Memikirkan semua itu tidak terasa aku telah masuk lebihb dalam meninggalkan sebuah gapura besar bertuliskan selamat datang dengan tulisannya yang begitu khas. Perhatianku langsung tertuju pada kursi panjang di taman itu. Tak menunggu lama bagiku untuk langsung duduk termenung memikirkan kata-kata yang aku dengar dalam mimpiku. Mimpi itu kurasa membuatku sangat frustasi.
“Sebenarnya gadis itu siapa ….” Bibirku bergetar mengingatnya, aku kembali termenung lalu menarik nafas dalam dan melihat pepohonan di depanku. Perlahan kedua mataku mulai aku tutup dengan badanku yang bersandar pada punggung kursi itu.
“Kenapa aku selalu memimpikanmu …” Kata kata itu sontak keluar kembali dari mulutku perlahan di umurku yang ke-19 tahun.
***
Seluruh kegiatanku dapat dibilang telah disiapkan oleh kedua orangtuaku. Bahkan kurasa rancangan masa depanku juga telah mereka siapkan dengan sangat matang dan juga hati-hati. Aku yakin hal itu telah menjadi kebiasaan dalam keluarga ini mengingat seberapa keras kedua orangtuaku membesarkan putri bungsunya ini. Jika kau bertanya hal apa yang saat ini tengah aku lakukan jawabannya sederhana, hanya menonton masa lalu seseorang. Maksudku kini aku sedang duduk di ruang tengah sembari membuka lembaran album lama ibuku. Sebuah album kenangannya dimana mereka terlihat bahagia menjalani masa muda mereka. Aku yakin hal yang sama nantinya akan aku alami juga dengan pasanganku kelak, semoga saja. Ya, walaupun hingga saat ini aku tidak pernah merasakan yang namannya jatuh cinta. Lembaran demi lembaran kenangan ibuku terus aku buka hingga tanganku berhenti pada satu foto yang membuatku tertarik.
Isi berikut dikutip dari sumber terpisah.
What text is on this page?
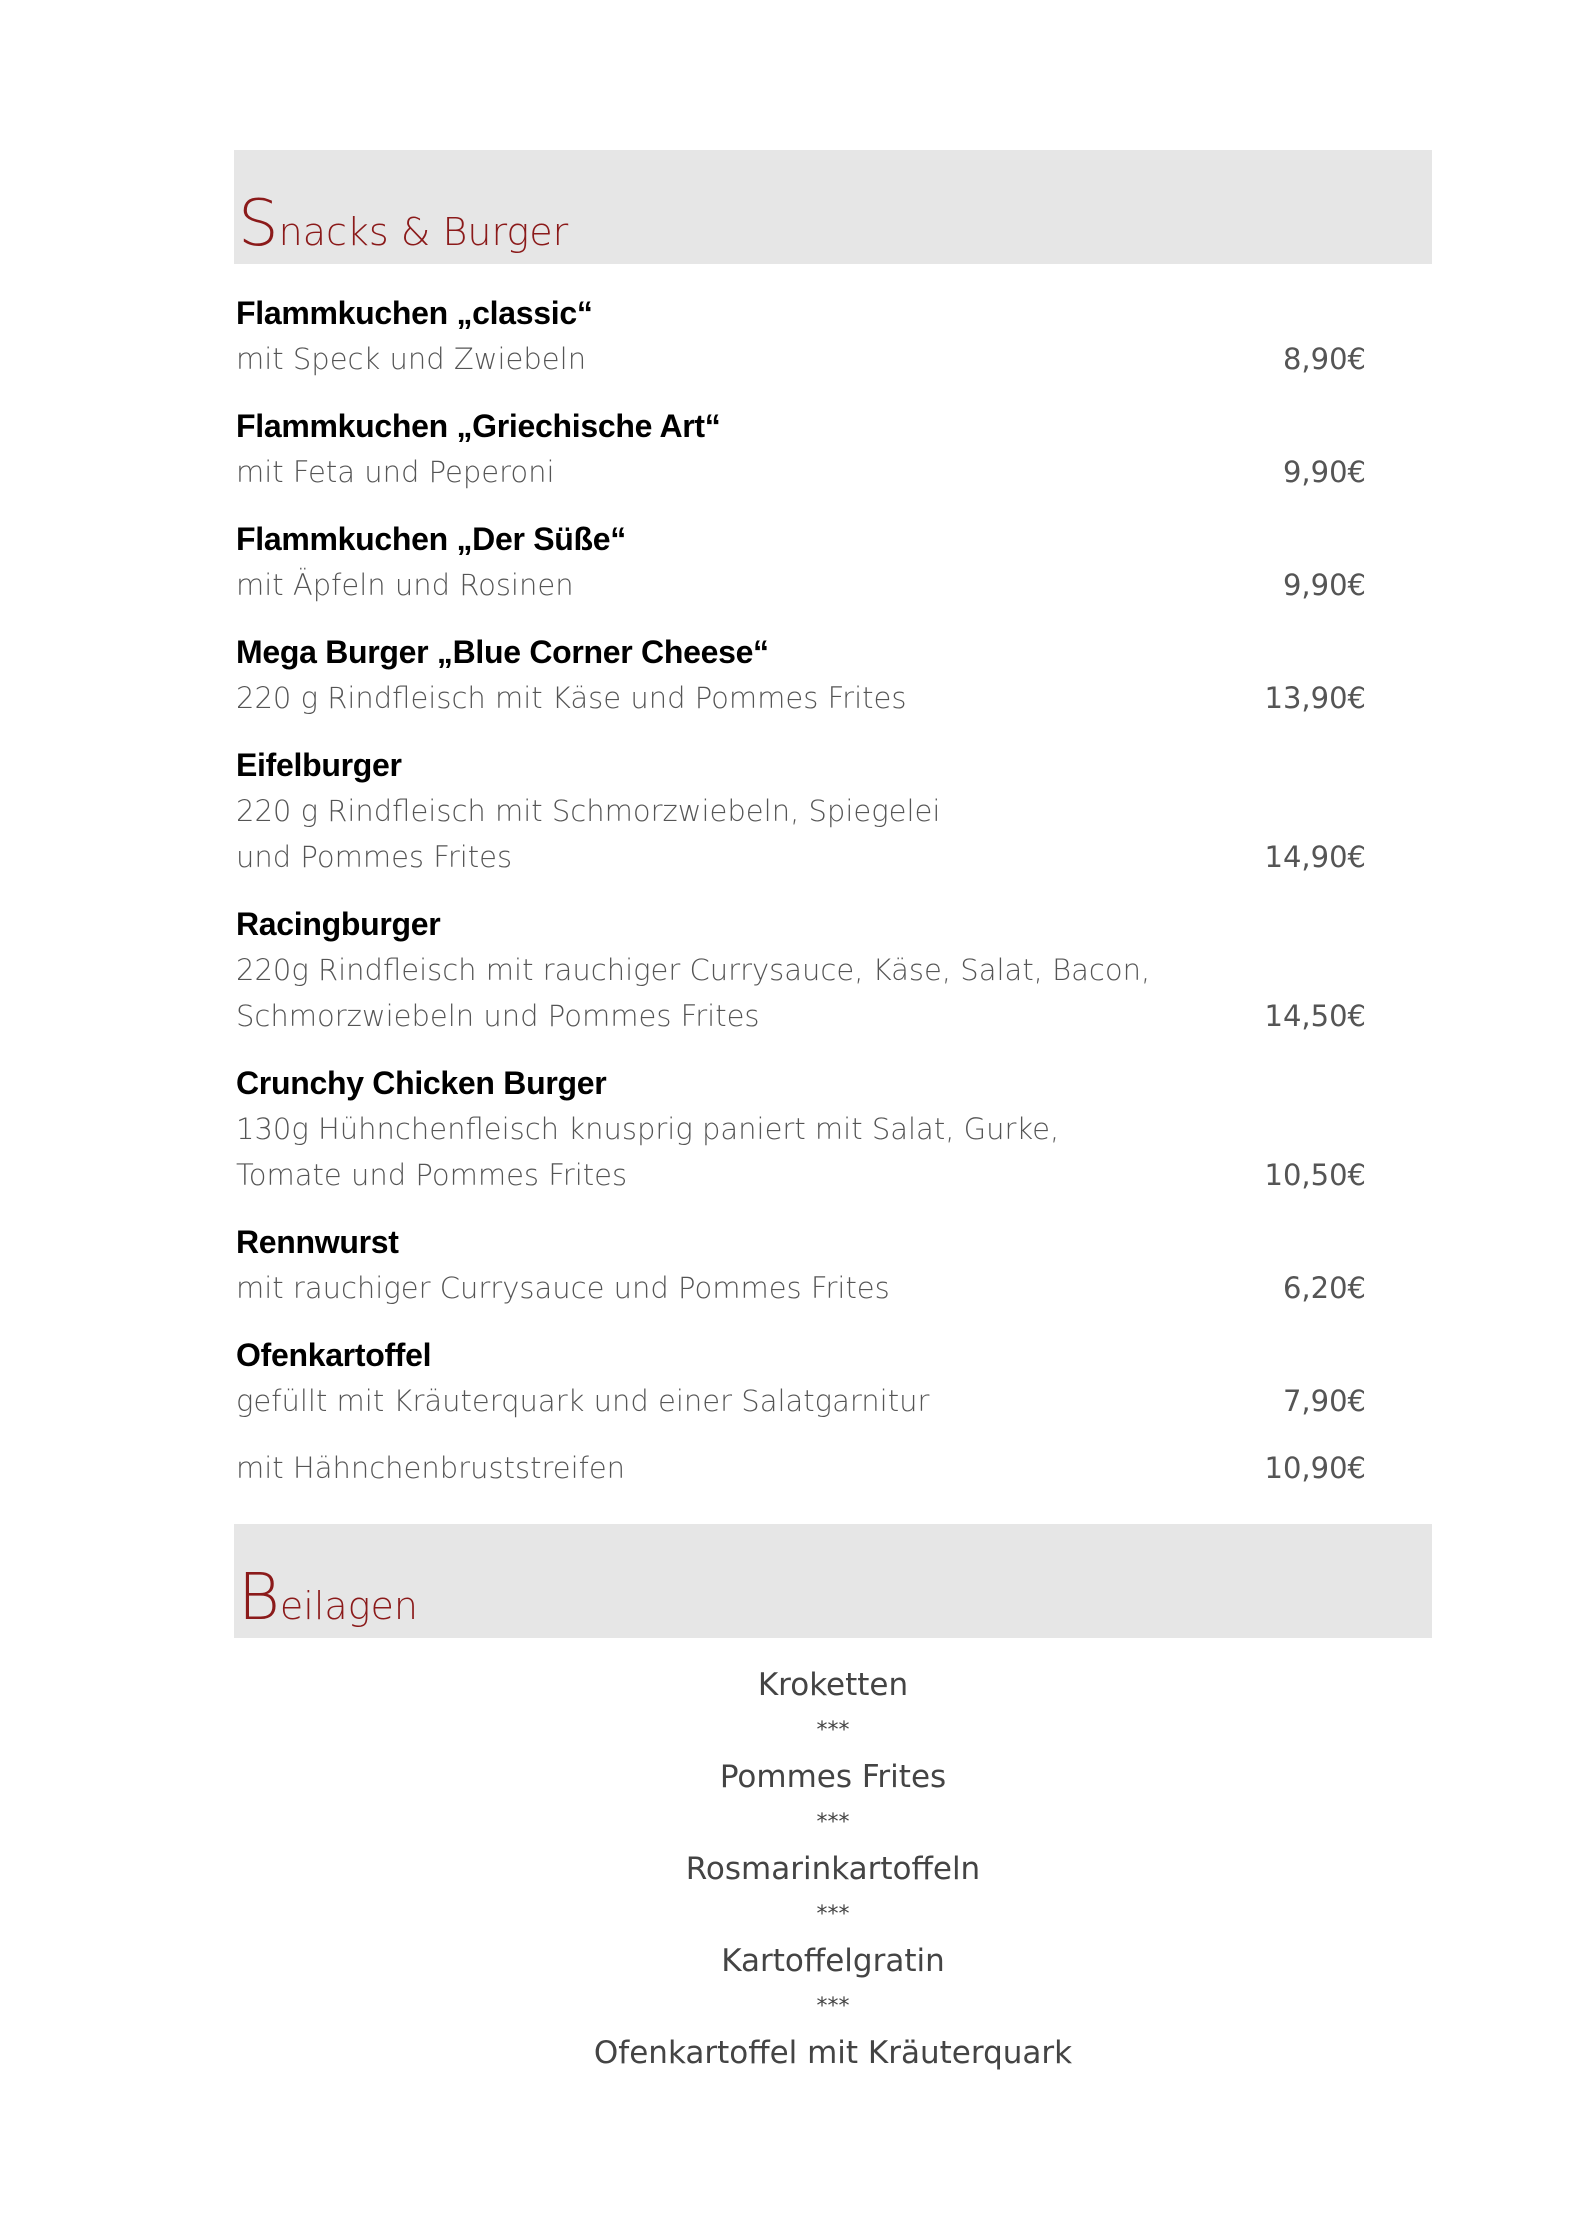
Snacks & Burger
Flammkuchen „classic“
mit Speck und Zwiebeln	8,90€
Flammkuchen „Griechische Art“
mit Feta und Peperoni	9,90€
Flammkuchen „Der Süße“
mit Äpfeln und Rosinen	9,90€
Mega Burger „Blue Corner Cheese“
220 g Rindfleisch mit Käse und Pommes Frites	13,90€
Eifelburger
220 g Rindfleisch mit Schmorzwiebeln, Spiegelei
und Pommes Frites	14,90€
Racingburger
220g Rindfleisch mit rauchiger Currysauce, Käse, Salat, Bacon,
Schmorzwiebeln und Pommes Frites	14,50€
Crunchy Chicken Burger
130g Hühnchenfleisch knusprig paniert mit Salat, Gurke,
Tomate und Pommes Frites	10,50€
Rennwurst
mit rauchiger Currysauce und Pommes Frites	6,20€
Ofenkartoffel
gefüllt mit Kräuterquark und einer Salatgarnitur	7,90€
mit Hähnchenbruststreifen	10,90€
Beilagen
Kroketten
***
Pommes Frites
***
Rosmarinkartoffeln
***
Kartoffelgratin
***
Ofenkartoffel mit Kräuterquark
“Tunggu pemandangan ini ….”
Tatapan mataku tulus menatap foto itu, bukan karena kenangan mereka. Akan tetapi satu foto ini telah mengingatkanku pada suatu hal. Lebih tepatnya satu mimpi yang pernah aku alami beberapa hari yang lalu dan kini terus menerus aku mimpikan di beberapa malam terakhir bulan ini. Sebuah mimpi yang terus menghampiriku, menemuiku bahkan erat memelukku.